Interlude—How not to quote a candidate: The New York Times rarely fails to amaze.
One example from today’s paper involves the way a famous columnist quotes a sitting president.
Maureen Dowd has never cared all that much for Obama. He keeps refusing to ask her out. He married somebody else.
This has produced an understandable pique on the columnist’s part. That pique is apparent as she starts today’s column—but then, Dear Jack and all the saints! Look at the way the Pulitzer winner “quotes” the puzzling president:
DOWD (8/12/12): Barack Obama is able to convey an impression of likability to voters. Given how private he is, an enigma even to some who are close to him, it’s an incredible performance.
The Times’s Amy Chozick wrote that the president “has come to believe the news media have had a role in frustrating his ambitions to change the terms of the country’s political discussion.”
He can be thin-skinned and insecure at times, but he radiates self-sufficiency, such a clean, simple aesthetic that he could have been designed by Steve Jobs—Siri without the warmth.
(A poll by Purple Strategies asked which candidate seemed more like Apple, and it was, naturally, Obama.)
Yet voters see something genuine, and that is why Obama seems to be surviving the stalled economy and his own chuckleheaded remark: “If you’ve got a business—you didn’t build that. Somebody else made that happen.”
Because she has nothing whatever to say, Dowd examines “likability” in today’s worthless column. To review the work of another such columnist, enjoy Frank Bruni’s latest space-filler, this one about the reasons why he likes the Olympics.
If we’re reading Bruni correctly, he feels the Olympics can be inspiring. To analyze his musings, click here.
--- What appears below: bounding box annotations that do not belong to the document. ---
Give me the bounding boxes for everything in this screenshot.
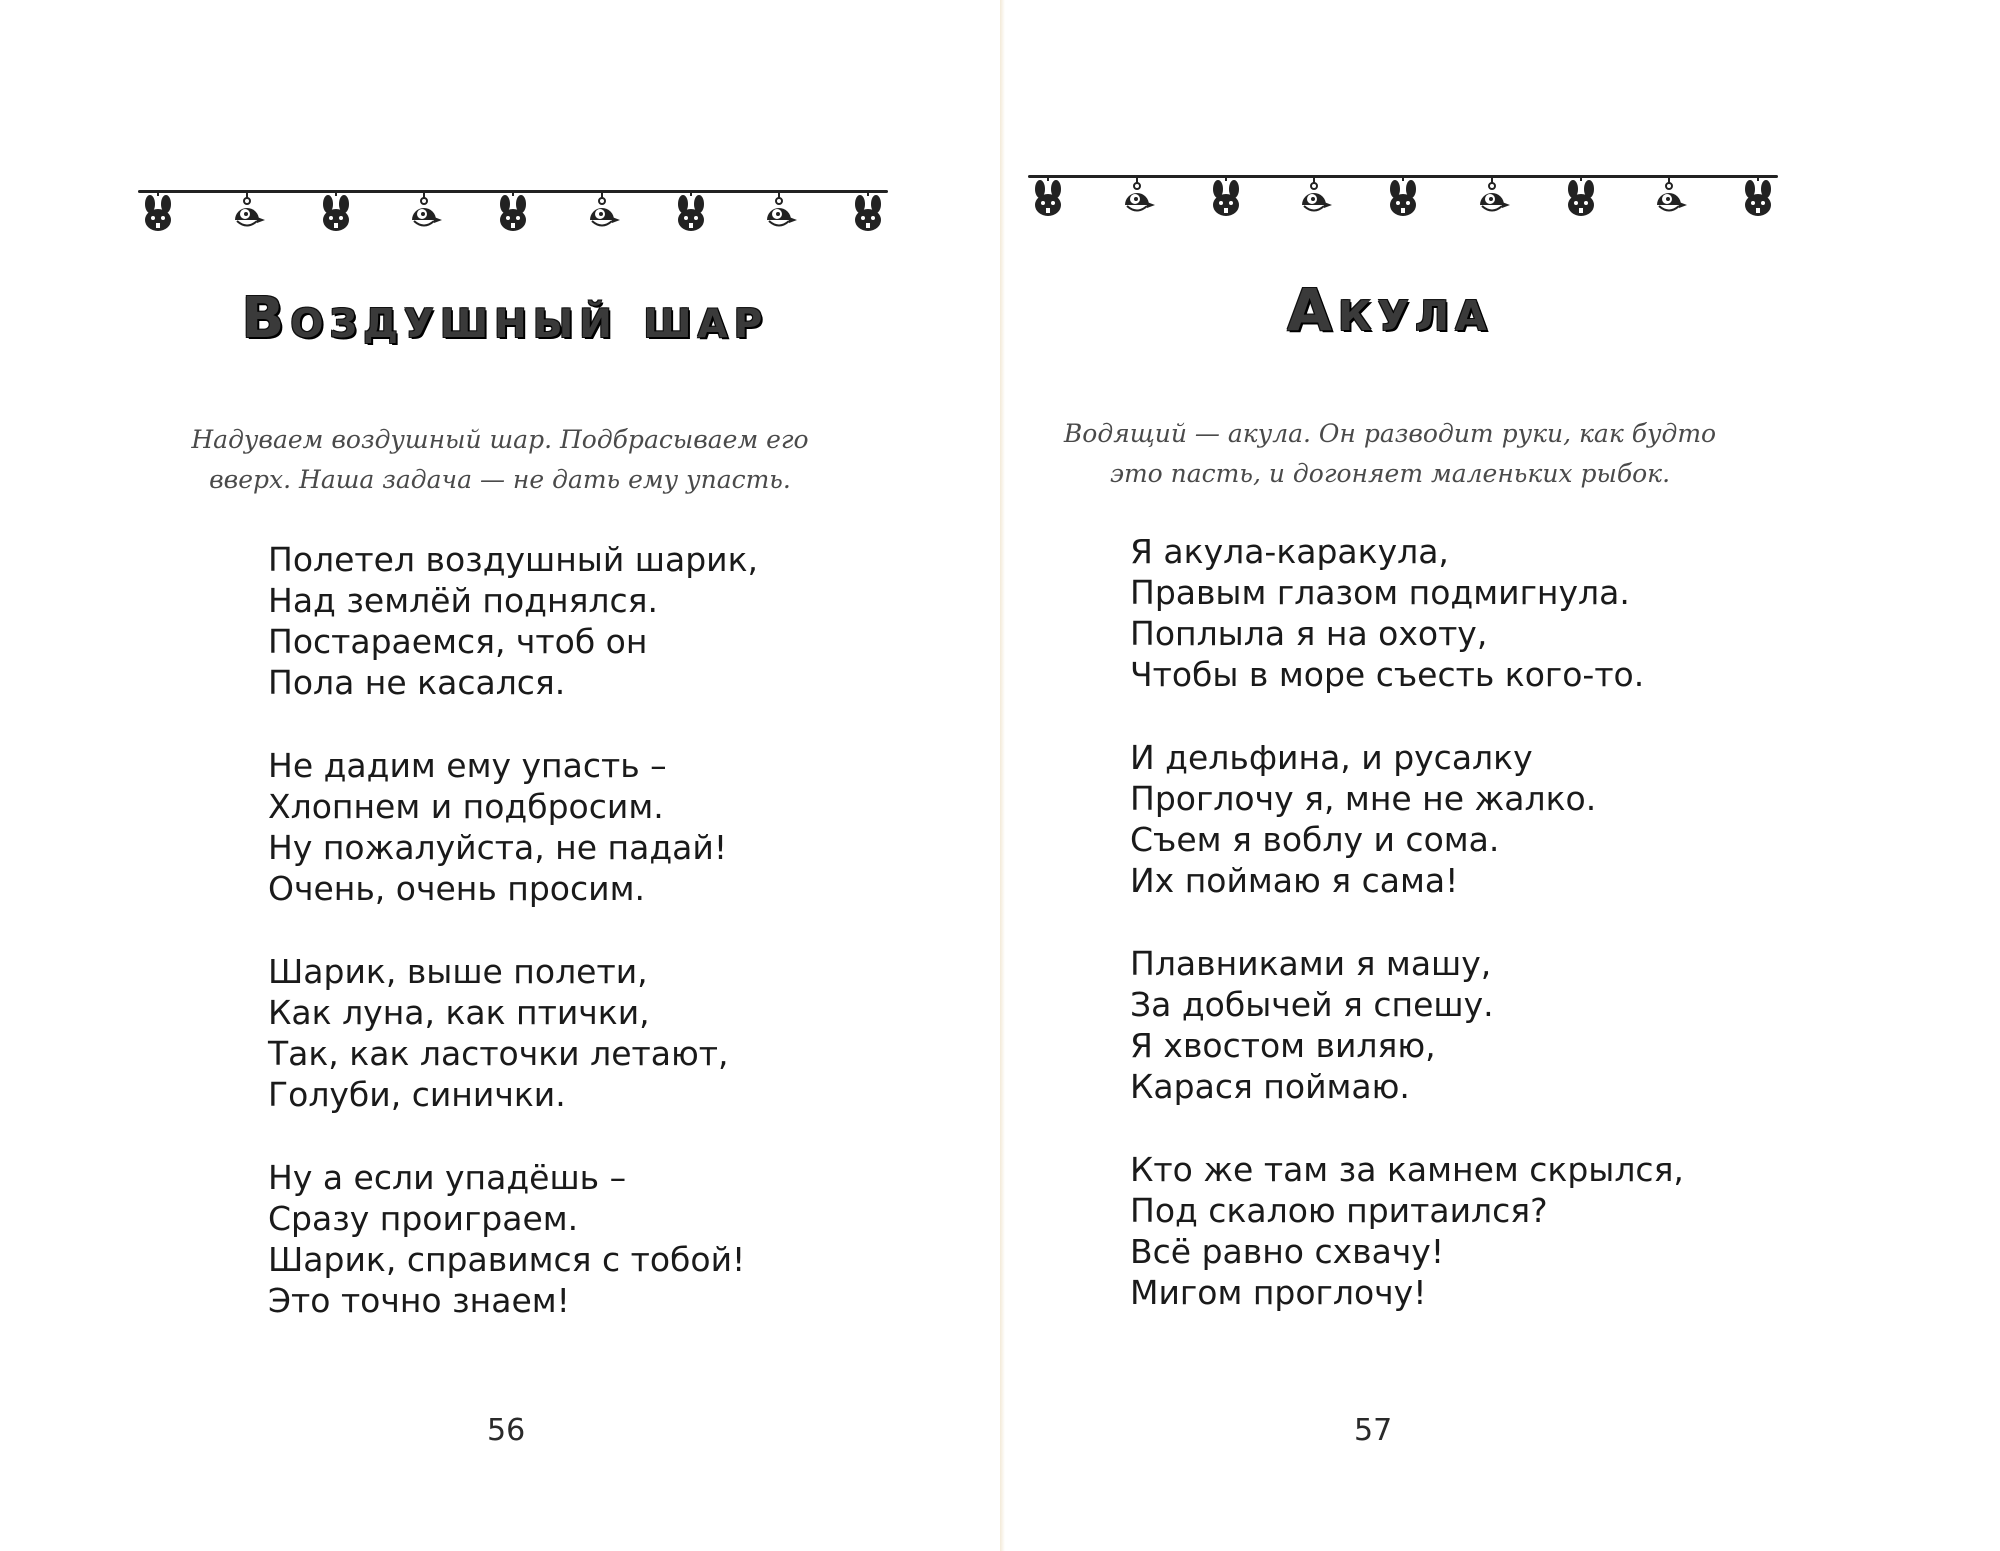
intro-text [120, 420, 880, 500]
poem-line: Хлопнем и подбросим. [268, 787, 664, 826]
bunny-icon [848, 190, 888, 232]
poem-line: Съем я воблу и сома. [1130, 820, 1500, 859]
stanza [1130, 531, 1684, 695]
page-title: Воздушный шар [241, 286, 769, 351]
poem-line: Постараемся, чтоб он [268, 622, 648, 661]
chick-icon [404, 190, 444, 232]
page-title: Акула [1287, 276, 1493, 344]
poem-line: Полетел воздушный шарик, [268, 540, 759, 579]
poem-line: Шарик, выше полети, [268, 952, 648, 991]
poem-line: Я акула-каракула, [1130, 532, 1449, 571]
poem-line: За добычей я спешу. [1130, 985, 1494, 1024]
intro-line: вверх. Наша задача — не дать ему упасть. [209, 465, 791, 494]
bunny-icon [493, 190, 533, 232]
bunny-icon [1383, 175, 1423, 217]
intro-line: Надуваем воздушный шар. Подбрасываем его [191, 425, 809, 454]
chick-icon [1117, 175, 1157, 217]
bunny-icon [1028, 175, 1068, 217]
ornament-garland [1028, 175, 1778, 225]
poem-line: Правым глазом подмигнула. [1130, 573, 1630, 612]
poem-line: Шарик, справимся с тобой! [268, 1240, 746, 1279]
chick-icon [582, 190, 622, 232]
poem-line: Над землёй поднялся. [268, 581, 659, 620]
bunny-icon [138, 190, 178, 232]
poem-line: И дельфина, и русалку [1130, 738, 1533, 777]
poem-line: Сразу проиграем. [268, 1199, 579, 1238]
intro-text [1000, 414, 1780, 494]
page-number: 56 [487, 1413, 526, 1448]
ornament-garland [138, 190, 888, 240]
intro-line: это пасть, и догоняет маленьких рыбок. [1109, 459, 1671, 488]
chick-icon [1294, 175, 1334, 217]
poem [1130, 531, 1684, 1355]
poem-line: Ну пожалуйста, не падай! [268, 828, 728, 867]
stanza [1130, 737, 1684, 901]
poem-line: Проглочу я, мне не жалко. [1130, 779, 1597, 818]
stanza [268, 951, 758, 1115]
poem-line: Так, как ласточки летают, [268, 1034, 729, 1073]
poem-line: Чтобы в море съесть кого-то. [1130, 655, 1645, 694]
stanza [1130, 1149, 1684, 1313]
poem-line: Голуби, синички. [268, 1075, 566, 1114]
chick-icon [1472, 175, 1512, 217]
bunny-icon [316, 190, 356, 232]
poem-line: Я хвостом виляю, [1130, 1026, 1436, 1065]
poem-line: Плавниками я машу, [1130, 944, 1492, 983]
intro-line: Водящий — акула. Он разводит руки, как будто [1063, 419, 1717, 448]
poem-line: Ну а если упадёшь – [268, 1158, 627, 1197]
chick-icon [759, 190, 799, 232]
poem-line: Как луна, как птички, [268, 993, 650, 1032]
poem-line: Поплыла я на охоту, [1130, 614, 1488, 653]
poem-line: Карася поймаю. [1130, 1067, 1410, 1106]
page-edge [1000, 0, 1005, 1551]
poem [268, 539, 758, 1363]
poem-line: Пола не касался. [268, 663, 566, 702]
stanza [268, 539, 758, 703]
poem-line: Мигом проглочу! [1130, 1273, 1427, 1312]
page-number: 57 [1354, 1413, 1393, 1448]
poem-line: Кто же там за камнем скрылся, [1130, 1150, 1684, 1189]
chick-icon [227, 190, 267, 232]
poem-line: Это точно знаем! [268, 1281, 570, 1320]
bunny-icon [1206, 175, 1246, 217]
bunny-icon [671, 190, 711, 232]
stanza [268, 745, 758, 909]
poem-line: Очень, очень просим. [268, 869, 645, 908]
stanza [268, 1157, 758, 1321]
stanza [1130, 943, 1684, 1107]
chick-icon [1649, 175, 1689, 217]
bunny-icon [1561, 175, 1601, 217]
poem-line: Под скалою притаился? [1130, 1191, 1548, 1230]
poem-line: Их поймаю я сама! [1130, 861, 1459, 900]
poem-line: Не дадим ему упасть – [268, 746, 667, 785]
bunny-icon [1738, 175, 1778, 217]
right-page [1000, 0, 2000, 1551]
poem-line: Всё равно схвачу! [1130, 1232, 1445, 1271]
Back to Dowd: One rule of the game is quickly applied. Because Obama has criticized the press, he must be dsecribed as “thin-skinned.” (Choizik used the same term in her own piece.) But then, good lord and all the saints! Look at the way Dowd “quotes” Obama:
“If you’ve got a business—you didn’t build that. Somebody else made that happen.”
For starters, it’s true. In the most literal sense, Obama did say that.
Obama spoke every one of those words. All the words are in the right order. From the first quoted word to the last, no words have been omitted.
Therefore, in the most literal sense, Dowd’s quotation is anactual quotation. And yet, many HOWLER readers will know that this “quotation” is highly misleading, for reasons which have been reviewed again and again by now.
Unfortunately, most of Dowd’s sophisticated readers New York Times won’t know that. They will think that Obama meant to convey the “chuckleheaded” notion implied by that quotation. They will think he said, for some reason, that if you own a business, you didn’t build your business. Somebody else made it happen!
Dowd’s quotation is technically perfect. Obama did say every word, in the order presented. She didn’t leave any words out.
But there are many ways to quote a candidate which are misleading, bogus, unfair. As usual, the New York Times let its Pulitzer winner engage in this sort of conduct.
Tomorrow, we’ll look at Rachel Maddow, engaging in similar conduct.
Readers respond to Dowd: An early commenter to Dowd’s column offered a sensible thought:
COMMENTER FROM PITTSFIELD: I honestly cannot figure out your dislike of Obama. Is it because he won't be your soulmate and reveal all?In our view, that commenter came uncomfortably close to the truth. Instructively, a string of other readers chose to respond to the Pittsfield reader. To read those comments, click here.
We assumed our comment wouldn’t be posted. As of right now, we were wrong.